L’étude d’impact fait état d’une demande de défrichement pour 8 ha de boisements présents sur le site.
L’article 8 de la loi n° 93.3 du 4 janvier 1993 relative aux carrières a limité la durée d’exploitation des carrières à 15 ans quand celle-ci nécessite une autorisation de défrichement.
En effet, l’article L 311.1 du Code forestier précise qu’une autorisation de défrichement peut être portée exceptionnellement à 15 ans lorsque ce défrichement a pour objet l’exploitation d’une carrière sur des bois privés.
Lorsque l’exploitation d’une carrière est associée à une industrie nécessitant des investissement lourds la Commission Départementale des carrières peut, par dérogation, autoriser cette exploitation jusqu’à 30 ans.
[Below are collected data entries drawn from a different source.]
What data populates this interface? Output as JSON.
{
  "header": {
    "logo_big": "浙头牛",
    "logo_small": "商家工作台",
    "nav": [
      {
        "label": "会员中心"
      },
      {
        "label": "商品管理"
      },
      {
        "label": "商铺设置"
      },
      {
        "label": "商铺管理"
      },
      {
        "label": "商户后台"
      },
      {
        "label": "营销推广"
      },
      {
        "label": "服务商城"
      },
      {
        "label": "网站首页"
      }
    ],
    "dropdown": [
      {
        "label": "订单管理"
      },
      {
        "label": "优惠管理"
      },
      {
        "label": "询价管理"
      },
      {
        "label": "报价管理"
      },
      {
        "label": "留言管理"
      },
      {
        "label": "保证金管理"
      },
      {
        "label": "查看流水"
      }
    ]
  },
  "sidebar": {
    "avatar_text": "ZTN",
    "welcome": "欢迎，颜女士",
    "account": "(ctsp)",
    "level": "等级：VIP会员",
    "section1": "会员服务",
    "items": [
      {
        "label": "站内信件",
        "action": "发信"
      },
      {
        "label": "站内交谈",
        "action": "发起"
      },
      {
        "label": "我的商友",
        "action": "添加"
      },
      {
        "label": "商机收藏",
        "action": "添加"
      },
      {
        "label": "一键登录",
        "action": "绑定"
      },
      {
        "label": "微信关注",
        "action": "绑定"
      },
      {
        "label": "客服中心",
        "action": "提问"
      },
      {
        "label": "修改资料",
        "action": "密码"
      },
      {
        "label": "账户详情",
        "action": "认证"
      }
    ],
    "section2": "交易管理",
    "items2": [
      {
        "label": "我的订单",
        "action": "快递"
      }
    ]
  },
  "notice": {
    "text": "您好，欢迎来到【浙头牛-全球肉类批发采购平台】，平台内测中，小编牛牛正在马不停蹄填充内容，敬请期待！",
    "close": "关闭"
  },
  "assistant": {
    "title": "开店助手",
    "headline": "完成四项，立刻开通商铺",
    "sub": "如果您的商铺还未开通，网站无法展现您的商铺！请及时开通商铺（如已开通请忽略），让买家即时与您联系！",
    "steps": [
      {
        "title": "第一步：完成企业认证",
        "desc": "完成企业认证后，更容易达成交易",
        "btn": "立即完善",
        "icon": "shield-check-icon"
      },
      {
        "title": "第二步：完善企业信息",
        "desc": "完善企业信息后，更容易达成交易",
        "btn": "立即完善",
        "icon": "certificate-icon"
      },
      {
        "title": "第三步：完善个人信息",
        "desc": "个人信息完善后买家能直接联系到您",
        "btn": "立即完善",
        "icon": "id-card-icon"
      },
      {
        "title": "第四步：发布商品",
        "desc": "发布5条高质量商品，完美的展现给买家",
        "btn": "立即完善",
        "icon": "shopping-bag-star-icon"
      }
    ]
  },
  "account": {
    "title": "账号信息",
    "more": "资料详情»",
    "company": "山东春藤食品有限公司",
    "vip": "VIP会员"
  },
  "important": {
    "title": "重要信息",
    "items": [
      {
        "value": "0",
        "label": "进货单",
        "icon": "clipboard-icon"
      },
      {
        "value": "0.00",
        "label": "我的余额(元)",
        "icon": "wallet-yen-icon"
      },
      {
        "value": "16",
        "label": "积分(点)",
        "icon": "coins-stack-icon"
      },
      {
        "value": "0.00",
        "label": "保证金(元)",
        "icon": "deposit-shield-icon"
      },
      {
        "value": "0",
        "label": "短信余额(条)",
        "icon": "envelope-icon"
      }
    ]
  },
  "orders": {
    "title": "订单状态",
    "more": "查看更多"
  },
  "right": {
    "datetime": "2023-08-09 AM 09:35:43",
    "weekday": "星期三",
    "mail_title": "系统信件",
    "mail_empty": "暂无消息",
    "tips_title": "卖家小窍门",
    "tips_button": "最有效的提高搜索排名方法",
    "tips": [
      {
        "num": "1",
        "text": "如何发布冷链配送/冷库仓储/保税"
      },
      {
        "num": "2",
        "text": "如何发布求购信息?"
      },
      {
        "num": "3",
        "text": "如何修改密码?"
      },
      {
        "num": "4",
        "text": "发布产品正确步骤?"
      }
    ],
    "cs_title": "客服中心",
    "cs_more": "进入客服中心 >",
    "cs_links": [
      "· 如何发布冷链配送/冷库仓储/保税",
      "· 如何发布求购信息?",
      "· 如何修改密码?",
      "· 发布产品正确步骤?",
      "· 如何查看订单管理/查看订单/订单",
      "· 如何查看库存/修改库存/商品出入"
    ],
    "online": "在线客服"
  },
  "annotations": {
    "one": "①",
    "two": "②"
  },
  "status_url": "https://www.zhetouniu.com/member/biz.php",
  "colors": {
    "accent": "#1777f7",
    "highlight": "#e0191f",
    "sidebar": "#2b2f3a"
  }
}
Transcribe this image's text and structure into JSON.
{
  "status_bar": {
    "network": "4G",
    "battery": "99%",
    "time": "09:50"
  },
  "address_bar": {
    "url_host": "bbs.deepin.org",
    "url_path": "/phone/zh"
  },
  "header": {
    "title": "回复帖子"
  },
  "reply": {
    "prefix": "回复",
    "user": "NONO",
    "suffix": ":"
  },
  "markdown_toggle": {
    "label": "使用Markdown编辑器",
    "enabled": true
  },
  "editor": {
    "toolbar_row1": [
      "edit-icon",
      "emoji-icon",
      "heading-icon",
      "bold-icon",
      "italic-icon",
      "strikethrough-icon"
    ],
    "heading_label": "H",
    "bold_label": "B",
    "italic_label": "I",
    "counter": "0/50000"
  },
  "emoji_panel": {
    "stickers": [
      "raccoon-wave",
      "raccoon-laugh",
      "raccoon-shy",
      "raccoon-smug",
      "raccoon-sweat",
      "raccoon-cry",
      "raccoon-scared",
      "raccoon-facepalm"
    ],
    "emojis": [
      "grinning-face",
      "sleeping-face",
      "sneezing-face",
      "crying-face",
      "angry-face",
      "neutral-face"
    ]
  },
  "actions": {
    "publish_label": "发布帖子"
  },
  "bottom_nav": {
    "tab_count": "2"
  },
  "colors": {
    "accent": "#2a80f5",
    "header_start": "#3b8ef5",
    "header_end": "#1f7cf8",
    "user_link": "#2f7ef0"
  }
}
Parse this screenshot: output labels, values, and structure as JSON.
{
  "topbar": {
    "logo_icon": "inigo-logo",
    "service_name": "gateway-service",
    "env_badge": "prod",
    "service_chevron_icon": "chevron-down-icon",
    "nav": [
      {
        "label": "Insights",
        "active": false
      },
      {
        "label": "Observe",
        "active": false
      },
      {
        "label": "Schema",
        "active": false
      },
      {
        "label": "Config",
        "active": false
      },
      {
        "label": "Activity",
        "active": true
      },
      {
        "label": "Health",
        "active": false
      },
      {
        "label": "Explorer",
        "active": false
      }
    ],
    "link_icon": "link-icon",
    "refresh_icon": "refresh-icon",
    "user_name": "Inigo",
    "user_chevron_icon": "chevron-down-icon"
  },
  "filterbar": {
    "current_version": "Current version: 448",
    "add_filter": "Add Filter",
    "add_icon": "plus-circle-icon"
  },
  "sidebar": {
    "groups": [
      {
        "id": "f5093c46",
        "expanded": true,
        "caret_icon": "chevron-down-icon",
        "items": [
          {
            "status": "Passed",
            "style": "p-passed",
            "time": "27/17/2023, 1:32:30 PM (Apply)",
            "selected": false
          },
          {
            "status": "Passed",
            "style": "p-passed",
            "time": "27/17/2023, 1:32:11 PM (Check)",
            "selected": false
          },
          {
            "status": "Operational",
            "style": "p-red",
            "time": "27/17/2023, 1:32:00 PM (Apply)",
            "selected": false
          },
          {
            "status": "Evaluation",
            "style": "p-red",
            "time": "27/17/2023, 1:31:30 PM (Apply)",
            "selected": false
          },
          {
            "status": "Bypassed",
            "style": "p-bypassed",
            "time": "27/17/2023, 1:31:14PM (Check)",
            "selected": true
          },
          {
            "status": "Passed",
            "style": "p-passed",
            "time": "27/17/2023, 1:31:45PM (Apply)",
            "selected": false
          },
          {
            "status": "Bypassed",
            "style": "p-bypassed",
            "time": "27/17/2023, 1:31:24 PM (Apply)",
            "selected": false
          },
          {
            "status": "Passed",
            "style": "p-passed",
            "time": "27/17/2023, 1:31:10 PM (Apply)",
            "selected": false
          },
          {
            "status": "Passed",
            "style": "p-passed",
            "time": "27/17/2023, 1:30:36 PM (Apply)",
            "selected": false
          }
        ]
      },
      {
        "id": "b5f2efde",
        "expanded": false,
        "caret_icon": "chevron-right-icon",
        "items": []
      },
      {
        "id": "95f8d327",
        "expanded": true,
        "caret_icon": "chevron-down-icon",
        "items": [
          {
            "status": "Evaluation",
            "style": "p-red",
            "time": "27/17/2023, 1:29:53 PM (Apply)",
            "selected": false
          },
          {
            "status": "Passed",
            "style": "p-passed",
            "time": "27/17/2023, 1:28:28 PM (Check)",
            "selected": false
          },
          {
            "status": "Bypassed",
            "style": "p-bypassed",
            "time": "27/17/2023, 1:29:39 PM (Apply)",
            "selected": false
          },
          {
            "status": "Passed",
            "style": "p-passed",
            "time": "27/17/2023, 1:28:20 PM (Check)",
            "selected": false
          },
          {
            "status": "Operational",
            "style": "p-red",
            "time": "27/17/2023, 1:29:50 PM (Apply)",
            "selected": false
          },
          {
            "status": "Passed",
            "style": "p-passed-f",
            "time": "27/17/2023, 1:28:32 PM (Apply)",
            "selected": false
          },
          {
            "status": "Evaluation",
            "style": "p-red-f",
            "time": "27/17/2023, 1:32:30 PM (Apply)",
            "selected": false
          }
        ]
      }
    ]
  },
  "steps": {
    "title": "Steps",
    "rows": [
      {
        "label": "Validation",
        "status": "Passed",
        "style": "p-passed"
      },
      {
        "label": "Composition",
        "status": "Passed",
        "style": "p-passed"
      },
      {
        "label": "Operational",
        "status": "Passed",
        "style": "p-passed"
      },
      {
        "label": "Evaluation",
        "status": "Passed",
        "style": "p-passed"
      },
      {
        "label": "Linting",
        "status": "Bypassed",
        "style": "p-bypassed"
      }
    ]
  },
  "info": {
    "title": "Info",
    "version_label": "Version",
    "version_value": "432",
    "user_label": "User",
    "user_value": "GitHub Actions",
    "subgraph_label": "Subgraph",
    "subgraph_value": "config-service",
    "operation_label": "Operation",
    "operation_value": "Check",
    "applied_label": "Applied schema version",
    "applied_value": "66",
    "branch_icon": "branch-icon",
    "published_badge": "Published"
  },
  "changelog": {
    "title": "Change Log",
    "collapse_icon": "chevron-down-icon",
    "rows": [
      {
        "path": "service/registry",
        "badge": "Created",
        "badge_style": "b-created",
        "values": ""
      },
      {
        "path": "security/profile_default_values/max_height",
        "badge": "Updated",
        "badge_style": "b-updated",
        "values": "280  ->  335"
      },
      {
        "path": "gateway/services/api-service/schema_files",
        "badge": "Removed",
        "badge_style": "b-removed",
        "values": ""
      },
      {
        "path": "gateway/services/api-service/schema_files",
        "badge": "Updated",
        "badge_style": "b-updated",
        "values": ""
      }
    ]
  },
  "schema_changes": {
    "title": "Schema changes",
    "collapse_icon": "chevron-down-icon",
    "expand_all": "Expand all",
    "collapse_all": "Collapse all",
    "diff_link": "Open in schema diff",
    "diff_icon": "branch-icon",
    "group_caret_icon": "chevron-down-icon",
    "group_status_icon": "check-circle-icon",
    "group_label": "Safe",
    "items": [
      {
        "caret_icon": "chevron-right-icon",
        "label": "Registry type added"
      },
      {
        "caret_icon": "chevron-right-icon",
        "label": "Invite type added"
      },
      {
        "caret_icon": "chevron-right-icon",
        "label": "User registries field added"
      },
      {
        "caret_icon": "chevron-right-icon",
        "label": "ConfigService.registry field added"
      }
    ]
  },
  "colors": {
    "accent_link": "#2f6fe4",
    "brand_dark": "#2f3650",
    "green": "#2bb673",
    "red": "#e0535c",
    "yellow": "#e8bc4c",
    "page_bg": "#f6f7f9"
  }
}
Cependant, en l’absence dans le dossier de justifications qu’il y aurait nécessité d’investissements lourds, le demandeur ne peut solliciter et obtenir une autorisation d’exploitation pour une durée de 30 ans comme il est annoncé dans ce dossier (cf circulaire n°93 3028 du 29 décembre 1993).
Déplacement de réseaux.
L’étude fait état de la nécessité à déplacer certains réseaux mais ne justifie nullement qu’elle a obtenu ou obtiendra les autorisations nécessaires pour effectuer ces opérations.
- 8 : Les remblais
Selon l’article 10 de l’arrêté ministériel du 22 septembre 1994 : "L’horizon humifère et les stériles sont stockés séparément et réutilisés pour la remise en état des lieux ;"
Le dossier soumis à enquête ne comporte aucun plan cadastral permettant d’indiquer la localisation des remblais des matériaux devant être utilisés pour la remise en état des lieux.
Cette nouvelle insuffisance entache de nouveau d’irrégularité cette procédure. (CAA PARIS, 23/03/99, n° 96PA01757, Min.de l’Environnement).
- 9 : La sensibilité du site
Le projet est situé en site inscrit, il est par conséquent soumis aux dispositions à la loi du 2 mai 1930 relative à la protection des monuments naturels.
Dans sa circulaire n° 96-52 du 2 juillet 1996 le Ministre de l’Environnement avait tenu à préciser aux Préfets : "Compte tenu de la consommation de l’espace causée par les extractions de granulats, il convient d’être particulièrement attentif à la protection du paysage . A cet effet, l’étude d’impact doit démontrer que l’intégration de la carrière dans le paysage est réalisée de façon satisfaisante. Dans le cas contraire, une autorisation ne doit pas être délivrée.
Il ne suffit pas en effet qu’un projet de carrière concerne une zone dépourvue de toute protection juridique au titre du paysage et de l’environnement pourrait être autorisé. De nombreuxc paysages de qualités ne bénéficient pas de protection et il importe que leur préservation soit assurée."
Comme il vient d’être rappelé le secteur où est prévu le projet de carrière bénéficie d’une protection particulière en site inscrit pour le paysage qui s’ajoute à la protection NATURA 2000.
Par conséquent l’intégration de la carrière dans le paysage devrait être particulièrement étudiée afin de ne pas porter atteinte à ce paysage.
Pourtant force est de constater que l’étude d’impact ne démontre nullement que l’intégration de cette carrière dans le paysage sera réalisée d’une façon satisfaisante et ce malgré sa situation dans une zone bénéficiant d’une protection juridique au titre du paysage.
- 10 : Remise en état du site
Il est prévu qu’en fin d’exploitation le site de cette carrière serait réhabilité par la création de plans d’eau à vocation récréative avec des milieux naturels.
Cependant, l’étude d’impact n’indique nullement la situation de ces futurs aménagements qui ne font d’ailleurs l’objet d’aucune étude de génie écologique de réhabilitation du site et ne comporte aucun plan de gestion des futurs milieux naturels prévus.
Pourtant, dans la circulaire précitée le Ministre avait également tenu à souligner aux Préfets : "L’impact de la carrière après exploitation doit également être évalué avec soin. Ainsi, un projet aboutissant à la dégradation du paysage ou à son mitage par une série de plans d’eau ne doit pas être autorisé."
Aussi, au regard de toutes ces irrégularités que comporte ce dossier d’enquête, l’Association "Les Amis de la Terre -Landes" souhaiterait qu’un avis défavorable soit donné à ce projet de carrière ayant un tel impact sur l’environnement.